SPÖ-Südtirolsprecherin Selma Yildirim freut sich über den heutigen Beschluss im Senat in Rom zur Autonomiereform in Südtirol, die somit in Kraft treten kann: „Ich gratuliere den Kolleg:innen in Südtirol. Nach Jahren der Verhandlungen und intensiver Vorbereitung ist nun der finale Schritt gesetzt und die Autonomiereform beschlossen. Damit werden verlorengegangene Kompetenzen wieder hergestellt. Das ist ein guter Tag für Südtirol.“
Yildirim betont aber auch: „Wir werden weiterhin im engen Austausch mit Südtirol bleiben. Die Anliegen der Südtiroler Bevölkerung haben bei uns einen hohen Stellenwert! Südtirol zählt auf uns und kann sich auch in Zukunft auf Österreich und seine Schutzfunktion verlassen.“
„Die Europäische Union hat die Grenzbalken fallen lassen und die Zusammenarbeit über die Grenzen hinweg noch einfacher gemacht und neue Chancen eröffnet. In dieser Tradition wollen wir auch die Europaregion weiterentwickeln und noch stärker mit Leben füllen. Ein tolles Beispiel ist das Euregio-Ticket, mit dem die Öffis in der gesamten Region genutzt werden können und diese somit noch näher zusammenbringen.“
Notwendig wurde die aktuelle Reform aufgrund einer Verfassungsänderung im Jahr 2001, in deren Nachgang der italienische Verfassungsgerichtshof die Autonomierechte in Südtirol mit mehreren Entscheidungen eingeschränkt und damit geschwächt hatte.

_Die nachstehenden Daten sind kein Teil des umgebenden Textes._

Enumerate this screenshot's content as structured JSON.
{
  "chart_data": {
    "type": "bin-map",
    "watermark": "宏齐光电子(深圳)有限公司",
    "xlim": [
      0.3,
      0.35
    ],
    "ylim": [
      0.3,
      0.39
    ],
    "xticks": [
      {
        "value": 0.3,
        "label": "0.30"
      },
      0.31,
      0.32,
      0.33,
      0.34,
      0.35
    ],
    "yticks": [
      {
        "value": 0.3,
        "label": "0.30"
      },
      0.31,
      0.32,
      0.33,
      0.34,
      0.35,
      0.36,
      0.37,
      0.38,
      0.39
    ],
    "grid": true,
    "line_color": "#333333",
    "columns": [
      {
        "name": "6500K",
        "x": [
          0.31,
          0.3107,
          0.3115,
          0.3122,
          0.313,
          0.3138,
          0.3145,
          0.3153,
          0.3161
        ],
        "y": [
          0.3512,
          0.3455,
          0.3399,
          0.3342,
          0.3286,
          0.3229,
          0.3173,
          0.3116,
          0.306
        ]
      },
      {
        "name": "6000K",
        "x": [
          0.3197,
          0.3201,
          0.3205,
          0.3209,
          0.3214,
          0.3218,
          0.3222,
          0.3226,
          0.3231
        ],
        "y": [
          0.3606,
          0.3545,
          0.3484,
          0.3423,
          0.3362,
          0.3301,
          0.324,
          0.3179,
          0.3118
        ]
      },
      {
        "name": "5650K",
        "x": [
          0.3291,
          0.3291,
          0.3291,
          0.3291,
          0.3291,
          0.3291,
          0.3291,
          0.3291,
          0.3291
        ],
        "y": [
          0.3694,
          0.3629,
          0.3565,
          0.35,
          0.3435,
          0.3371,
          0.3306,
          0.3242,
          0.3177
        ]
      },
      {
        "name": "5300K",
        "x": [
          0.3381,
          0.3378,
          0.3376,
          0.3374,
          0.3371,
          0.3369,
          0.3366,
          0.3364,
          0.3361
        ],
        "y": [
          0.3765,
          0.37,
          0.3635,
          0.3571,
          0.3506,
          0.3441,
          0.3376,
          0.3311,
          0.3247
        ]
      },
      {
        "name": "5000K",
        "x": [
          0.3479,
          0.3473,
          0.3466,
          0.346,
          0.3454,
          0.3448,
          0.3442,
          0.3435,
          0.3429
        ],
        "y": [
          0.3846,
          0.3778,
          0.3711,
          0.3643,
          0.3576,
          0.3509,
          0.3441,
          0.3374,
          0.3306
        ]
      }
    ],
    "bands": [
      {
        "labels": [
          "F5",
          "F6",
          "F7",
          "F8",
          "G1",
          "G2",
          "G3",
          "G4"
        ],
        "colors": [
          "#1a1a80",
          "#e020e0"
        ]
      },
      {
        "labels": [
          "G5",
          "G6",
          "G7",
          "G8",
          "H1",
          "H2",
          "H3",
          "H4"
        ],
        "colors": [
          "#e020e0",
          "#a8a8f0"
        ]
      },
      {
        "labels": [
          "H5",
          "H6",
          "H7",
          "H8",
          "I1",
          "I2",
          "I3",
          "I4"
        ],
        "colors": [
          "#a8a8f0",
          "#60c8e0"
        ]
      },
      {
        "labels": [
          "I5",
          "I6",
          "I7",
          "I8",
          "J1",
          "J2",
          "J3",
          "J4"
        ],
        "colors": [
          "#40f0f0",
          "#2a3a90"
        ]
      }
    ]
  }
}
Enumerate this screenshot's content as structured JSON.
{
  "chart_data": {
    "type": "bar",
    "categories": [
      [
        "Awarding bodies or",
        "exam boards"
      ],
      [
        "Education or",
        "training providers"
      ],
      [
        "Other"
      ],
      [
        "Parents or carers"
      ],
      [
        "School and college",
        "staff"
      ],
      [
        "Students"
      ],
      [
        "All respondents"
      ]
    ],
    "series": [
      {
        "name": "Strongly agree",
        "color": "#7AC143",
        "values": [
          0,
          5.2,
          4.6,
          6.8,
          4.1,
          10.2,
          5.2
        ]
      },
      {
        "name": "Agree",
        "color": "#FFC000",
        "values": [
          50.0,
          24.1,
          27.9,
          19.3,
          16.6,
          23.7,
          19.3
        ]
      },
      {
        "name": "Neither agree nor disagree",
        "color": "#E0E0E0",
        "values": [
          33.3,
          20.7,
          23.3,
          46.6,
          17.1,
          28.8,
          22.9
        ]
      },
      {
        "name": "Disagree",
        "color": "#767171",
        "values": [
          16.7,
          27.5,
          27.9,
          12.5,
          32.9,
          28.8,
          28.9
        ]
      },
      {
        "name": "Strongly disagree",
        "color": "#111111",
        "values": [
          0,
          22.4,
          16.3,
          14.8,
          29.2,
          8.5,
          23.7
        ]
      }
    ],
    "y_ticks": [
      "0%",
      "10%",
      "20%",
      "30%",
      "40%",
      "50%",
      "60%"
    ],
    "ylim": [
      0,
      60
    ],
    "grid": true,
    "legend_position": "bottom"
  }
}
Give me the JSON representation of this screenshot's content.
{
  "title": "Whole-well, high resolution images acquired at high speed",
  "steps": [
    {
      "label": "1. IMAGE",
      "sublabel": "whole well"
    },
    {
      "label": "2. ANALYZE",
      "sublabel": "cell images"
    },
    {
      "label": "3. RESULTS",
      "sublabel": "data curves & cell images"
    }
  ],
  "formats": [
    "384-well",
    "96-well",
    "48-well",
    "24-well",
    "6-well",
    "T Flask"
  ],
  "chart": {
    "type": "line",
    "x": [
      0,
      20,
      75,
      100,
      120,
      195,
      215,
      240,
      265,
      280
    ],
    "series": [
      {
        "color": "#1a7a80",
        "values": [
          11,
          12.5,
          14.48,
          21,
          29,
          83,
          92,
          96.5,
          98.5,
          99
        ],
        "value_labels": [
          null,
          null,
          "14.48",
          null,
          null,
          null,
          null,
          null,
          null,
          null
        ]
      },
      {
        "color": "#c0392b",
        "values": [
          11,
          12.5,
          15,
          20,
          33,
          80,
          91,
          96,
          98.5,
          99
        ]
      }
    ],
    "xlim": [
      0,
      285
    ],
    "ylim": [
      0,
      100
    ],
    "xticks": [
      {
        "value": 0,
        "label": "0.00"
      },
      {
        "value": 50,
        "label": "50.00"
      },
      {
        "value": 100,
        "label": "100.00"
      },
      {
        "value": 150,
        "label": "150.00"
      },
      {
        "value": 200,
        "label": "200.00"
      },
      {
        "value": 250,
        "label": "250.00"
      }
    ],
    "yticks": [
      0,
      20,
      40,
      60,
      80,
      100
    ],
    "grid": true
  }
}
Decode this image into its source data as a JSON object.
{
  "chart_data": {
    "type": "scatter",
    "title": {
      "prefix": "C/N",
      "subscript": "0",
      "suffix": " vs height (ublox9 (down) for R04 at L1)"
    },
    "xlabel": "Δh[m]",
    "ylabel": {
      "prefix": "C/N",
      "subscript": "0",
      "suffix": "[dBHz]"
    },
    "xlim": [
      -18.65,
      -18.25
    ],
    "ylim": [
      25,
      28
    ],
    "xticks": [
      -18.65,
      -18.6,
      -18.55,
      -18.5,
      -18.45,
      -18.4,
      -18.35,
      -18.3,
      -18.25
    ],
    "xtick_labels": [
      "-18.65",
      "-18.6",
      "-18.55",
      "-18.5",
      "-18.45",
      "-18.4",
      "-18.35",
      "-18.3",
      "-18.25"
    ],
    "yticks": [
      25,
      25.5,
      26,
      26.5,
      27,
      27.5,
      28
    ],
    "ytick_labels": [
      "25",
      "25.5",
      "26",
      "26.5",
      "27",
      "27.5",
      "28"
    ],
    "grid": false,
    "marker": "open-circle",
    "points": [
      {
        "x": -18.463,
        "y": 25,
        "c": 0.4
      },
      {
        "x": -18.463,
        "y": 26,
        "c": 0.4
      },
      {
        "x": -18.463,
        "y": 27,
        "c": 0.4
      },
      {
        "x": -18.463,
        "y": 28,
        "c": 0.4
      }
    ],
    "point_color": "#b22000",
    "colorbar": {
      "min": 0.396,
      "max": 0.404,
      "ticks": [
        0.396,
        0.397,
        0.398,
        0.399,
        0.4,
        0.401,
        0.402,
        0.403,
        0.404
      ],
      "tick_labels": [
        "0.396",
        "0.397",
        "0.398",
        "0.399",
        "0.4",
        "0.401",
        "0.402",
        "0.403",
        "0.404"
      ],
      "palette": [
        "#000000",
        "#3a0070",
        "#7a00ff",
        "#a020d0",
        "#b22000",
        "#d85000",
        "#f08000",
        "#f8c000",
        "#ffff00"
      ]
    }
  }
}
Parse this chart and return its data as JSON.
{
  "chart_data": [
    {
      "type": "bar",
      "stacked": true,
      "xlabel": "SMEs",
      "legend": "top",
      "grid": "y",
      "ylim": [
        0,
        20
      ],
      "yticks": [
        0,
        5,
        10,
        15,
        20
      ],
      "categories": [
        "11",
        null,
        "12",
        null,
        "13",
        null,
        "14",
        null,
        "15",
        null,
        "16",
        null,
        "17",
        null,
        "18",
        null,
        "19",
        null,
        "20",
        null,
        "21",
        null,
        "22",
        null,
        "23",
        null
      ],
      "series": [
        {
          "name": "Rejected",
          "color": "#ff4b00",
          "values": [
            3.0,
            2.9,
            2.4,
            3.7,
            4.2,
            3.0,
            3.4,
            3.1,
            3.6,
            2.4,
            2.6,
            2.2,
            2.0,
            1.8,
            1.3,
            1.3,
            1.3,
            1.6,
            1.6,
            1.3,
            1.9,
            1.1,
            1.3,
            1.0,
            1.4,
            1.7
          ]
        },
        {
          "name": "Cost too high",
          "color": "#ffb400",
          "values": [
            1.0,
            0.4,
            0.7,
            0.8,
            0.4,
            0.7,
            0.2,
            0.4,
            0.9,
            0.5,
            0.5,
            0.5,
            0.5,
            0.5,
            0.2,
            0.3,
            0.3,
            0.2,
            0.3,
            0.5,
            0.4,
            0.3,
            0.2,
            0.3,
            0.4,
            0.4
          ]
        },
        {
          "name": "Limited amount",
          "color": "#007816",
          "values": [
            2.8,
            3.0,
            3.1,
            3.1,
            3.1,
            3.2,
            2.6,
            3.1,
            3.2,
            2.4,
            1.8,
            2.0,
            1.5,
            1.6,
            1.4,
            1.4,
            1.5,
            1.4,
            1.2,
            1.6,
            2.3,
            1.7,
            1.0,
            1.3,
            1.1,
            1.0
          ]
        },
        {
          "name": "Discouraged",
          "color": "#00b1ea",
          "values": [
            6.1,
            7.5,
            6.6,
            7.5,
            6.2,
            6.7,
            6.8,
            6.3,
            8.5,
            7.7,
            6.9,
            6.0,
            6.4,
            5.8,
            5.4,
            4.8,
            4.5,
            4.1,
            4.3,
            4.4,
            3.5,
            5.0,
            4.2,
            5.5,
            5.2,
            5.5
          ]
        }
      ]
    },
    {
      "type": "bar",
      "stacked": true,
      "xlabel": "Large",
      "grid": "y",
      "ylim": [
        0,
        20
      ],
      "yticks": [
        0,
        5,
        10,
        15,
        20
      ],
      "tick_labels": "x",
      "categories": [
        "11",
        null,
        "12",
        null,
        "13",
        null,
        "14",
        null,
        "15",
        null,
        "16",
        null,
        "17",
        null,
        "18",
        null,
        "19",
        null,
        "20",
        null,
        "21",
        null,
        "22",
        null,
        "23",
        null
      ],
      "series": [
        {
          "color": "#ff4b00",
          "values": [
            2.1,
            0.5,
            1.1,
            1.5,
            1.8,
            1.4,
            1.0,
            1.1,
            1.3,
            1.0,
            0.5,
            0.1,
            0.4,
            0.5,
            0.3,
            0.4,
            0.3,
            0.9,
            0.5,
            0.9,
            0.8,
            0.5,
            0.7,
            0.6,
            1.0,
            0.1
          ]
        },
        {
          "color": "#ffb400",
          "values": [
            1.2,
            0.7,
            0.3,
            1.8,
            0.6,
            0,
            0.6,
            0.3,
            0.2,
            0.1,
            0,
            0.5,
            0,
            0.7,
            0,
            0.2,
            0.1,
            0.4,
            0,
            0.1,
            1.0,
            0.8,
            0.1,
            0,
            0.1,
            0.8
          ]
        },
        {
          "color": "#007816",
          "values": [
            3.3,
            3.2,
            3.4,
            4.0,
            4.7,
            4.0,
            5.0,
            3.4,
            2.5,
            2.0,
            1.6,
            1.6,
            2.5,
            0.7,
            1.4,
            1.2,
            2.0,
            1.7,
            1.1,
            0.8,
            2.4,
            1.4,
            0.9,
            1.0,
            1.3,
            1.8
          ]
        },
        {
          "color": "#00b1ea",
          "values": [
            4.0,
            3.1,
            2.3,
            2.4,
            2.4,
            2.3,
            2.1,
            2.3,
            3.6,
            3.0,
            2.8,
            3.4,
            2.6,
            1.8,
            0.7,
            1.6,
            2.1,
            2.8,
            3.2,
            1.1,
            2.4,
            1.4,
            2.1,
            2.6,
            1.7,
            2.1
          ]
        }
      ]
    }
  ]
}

„Autonomie und Minderheitenschutz in Südtirol sind ein weltweites völkerrechtliches Modell zur Konfliktbeilegung. Zentral sind auch die Kulturpflege und die Rechte der Sprachgruppen. Diese müssen erhalten werden. Die Reform bringt eine Einvernehmensklausel für Änderungen im Autonomiestatut. Das anerkannte Autonomieniveau kann somit nicht mehr unterschritten werden. Damit kommt es zu einer besseren Absicherung der Autonomie“, so Yildirim.